Klepitskaya O, Serbin M, Sutphin J, Leach C, Mansfield C, Yonan C, Sheehan M, Donnelly A. Development of a patient survey on preferences for adjunctive parkinson's disease medications: results from pretest interviews. Poster presented at the AMCP Nexus 2021; October 18, 2021. [abstract] J Manag Care Pharm. 2021 Oct; 27(10-a):S8.

BACKGROUND: “OFF” episodes between levodopa/carbidopa (LD/CD) doses can be burdensome for patients with Parkinson’s Disease (PD). New oral adjunctive treatments, such as once-daily opicapone, have been shown to reduce the duration of “OFF” time in clinical trials. Patients’ perspectives on adjunctive treatments should be considered, but this type of patient-centered research is limited.

OBJECTIVE: Conduct pretest interviews to refine/prepare a survey focusing on patient preferences for various attributes of adjunctive PD medications.

METHODS: The survey was developed based on published data and prescribing information for approved PD treatments, along with input from clinical experts and patient advisors. Semi-structured pretest interviews were conducted with participants who were recruited through a large Parkinson’s advocacy group, as follows: US resident, aged 30-83 years, self-reported physician diagnosis of PD, current treatment with LD/CD, and ≥1 “OFF” episode in the past week. Pretest interviews focused on preference questions offering hypothetical medications defined by 6 attributes with varying levels (i.e., amount of additional “ON” time, potential risks for dyskinesia and other side effects) and the option of no new treatment, as well as patient’s current medication and “OFF” episode experience. Results from these interviews will be used to refine a final survey.

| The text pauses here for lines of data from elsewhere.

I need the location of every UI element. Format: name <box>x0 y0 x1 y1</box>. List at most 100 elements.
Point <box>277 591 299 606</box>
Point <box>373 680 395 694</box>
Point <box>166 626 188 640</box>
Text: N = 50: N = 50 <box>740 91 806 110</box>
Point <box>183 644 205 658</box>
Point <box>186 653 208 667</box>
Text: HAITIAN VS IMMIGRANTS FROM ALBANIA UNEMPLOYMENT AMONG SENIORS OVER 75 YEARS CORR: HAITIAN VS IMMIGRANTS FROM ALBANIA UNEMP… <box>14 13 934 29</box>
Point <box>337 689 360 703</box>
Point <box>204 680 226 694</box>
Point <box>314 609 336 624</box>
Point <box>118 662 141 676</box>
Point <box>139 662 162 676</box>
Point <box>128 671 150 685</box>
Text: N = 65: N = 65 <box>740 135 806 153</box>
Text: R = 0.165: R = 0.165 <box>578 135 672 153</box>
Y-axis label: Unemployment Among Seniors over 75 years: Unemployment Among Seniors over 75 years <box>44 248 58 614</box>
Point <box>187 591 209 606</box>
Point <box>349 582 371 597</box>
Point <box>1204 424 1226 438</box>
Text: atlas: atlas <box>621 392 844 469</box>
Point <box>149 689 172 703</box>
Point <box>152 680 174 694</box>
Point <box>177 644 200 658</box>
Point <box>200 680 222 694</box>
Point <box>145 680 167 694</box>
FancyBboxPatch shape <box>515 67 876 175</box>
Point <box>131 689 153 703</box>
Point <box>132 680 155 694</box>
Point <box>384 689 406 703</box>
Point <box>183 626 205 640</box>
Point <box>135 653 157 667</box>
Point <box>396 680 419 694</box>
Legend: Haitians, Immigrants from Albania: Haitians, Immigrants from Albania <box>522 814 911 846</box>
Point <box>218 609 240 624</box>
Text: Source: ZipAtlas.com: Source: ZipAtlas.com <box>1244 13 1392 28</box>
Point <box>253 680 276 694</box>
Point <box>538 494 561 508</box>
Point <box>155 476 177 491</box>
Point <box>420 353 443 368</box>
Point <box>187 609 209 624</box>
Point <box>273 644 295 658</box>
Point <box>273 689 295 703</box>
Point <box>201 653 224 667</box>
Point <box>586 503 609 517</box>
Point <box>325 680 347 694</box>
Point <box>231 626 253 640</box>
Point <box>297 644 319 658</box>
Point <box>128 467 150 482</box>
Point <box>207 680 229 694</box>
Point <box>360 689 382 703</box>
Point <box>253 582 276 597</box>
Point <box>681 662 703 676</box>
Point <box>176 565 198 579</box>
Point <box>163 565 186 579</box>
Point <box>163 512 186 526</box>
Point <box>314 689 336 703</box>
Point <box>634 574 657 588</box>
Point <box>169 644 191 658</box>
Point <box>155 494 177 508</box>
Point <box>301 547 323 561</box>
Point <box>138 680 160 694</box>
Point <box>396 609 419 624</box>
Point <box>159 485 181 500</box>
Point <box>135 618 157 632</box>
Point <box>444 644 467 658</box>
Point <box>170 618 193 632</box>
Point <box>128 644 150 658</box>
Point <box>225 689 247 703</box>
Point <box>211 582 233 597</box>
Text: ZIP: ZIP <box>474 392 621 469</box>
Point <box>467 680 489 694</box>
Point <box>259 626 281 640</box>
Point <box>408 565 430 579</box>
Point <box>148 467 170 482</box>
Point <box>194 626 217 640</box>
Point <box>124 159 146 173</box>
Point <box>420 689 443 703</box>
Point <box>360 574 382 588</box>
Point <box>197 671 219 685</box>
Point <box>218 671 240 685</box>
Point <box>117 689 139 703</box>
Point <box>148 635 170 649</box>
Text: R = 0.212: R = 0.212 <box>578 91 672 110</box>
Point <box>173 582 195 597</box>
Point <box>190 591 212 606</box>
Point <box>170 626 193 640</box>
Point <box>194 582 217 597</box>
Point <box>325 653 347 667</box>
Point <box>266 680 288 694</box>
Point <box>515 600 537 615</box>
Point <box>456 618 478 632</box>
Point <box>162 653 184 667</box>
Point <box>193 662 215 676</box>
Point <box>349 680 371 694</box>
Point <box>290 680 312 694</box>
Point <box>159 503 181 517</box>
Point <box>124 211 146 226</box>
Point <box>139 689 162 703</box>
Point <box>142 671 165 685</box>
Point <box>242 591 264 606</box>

RESULTS: Of the 15 pretest participants, 9 (60%) were male and mean age (±SD) was 62 (±8) years. Participants reported having 1-5 “OFF” episodes/week, with a majority taking ≥1 adjunctive medication in addition to their LD/CD regimen (3-6 doses/day) and other current medications (5-30 pills/day for PD and other conditions). When presented with two hypothetical adjunctive medications, preferences varied by patient. For example, some preferred lower side effect risks; others preferred a once-daily medication. However, 93% (13/14) chose adding a medication that would offer ~1.5-2 hours of additional “ON” time with various side effects (vs no medication), despite complicated preexisting medication regimens.

CONCLUSIONS: Findings from these pretest interviews are being used to develop a final survey. This survey will assess patient preferences for attributes of adjunctive PD medications when balancing issues such as efficacy, potential side effects, and preexisting pill burden. This research highlights the importance of patient preferences when choosing PD medications, which can be used to inform patients about treatment options and improve outcomes.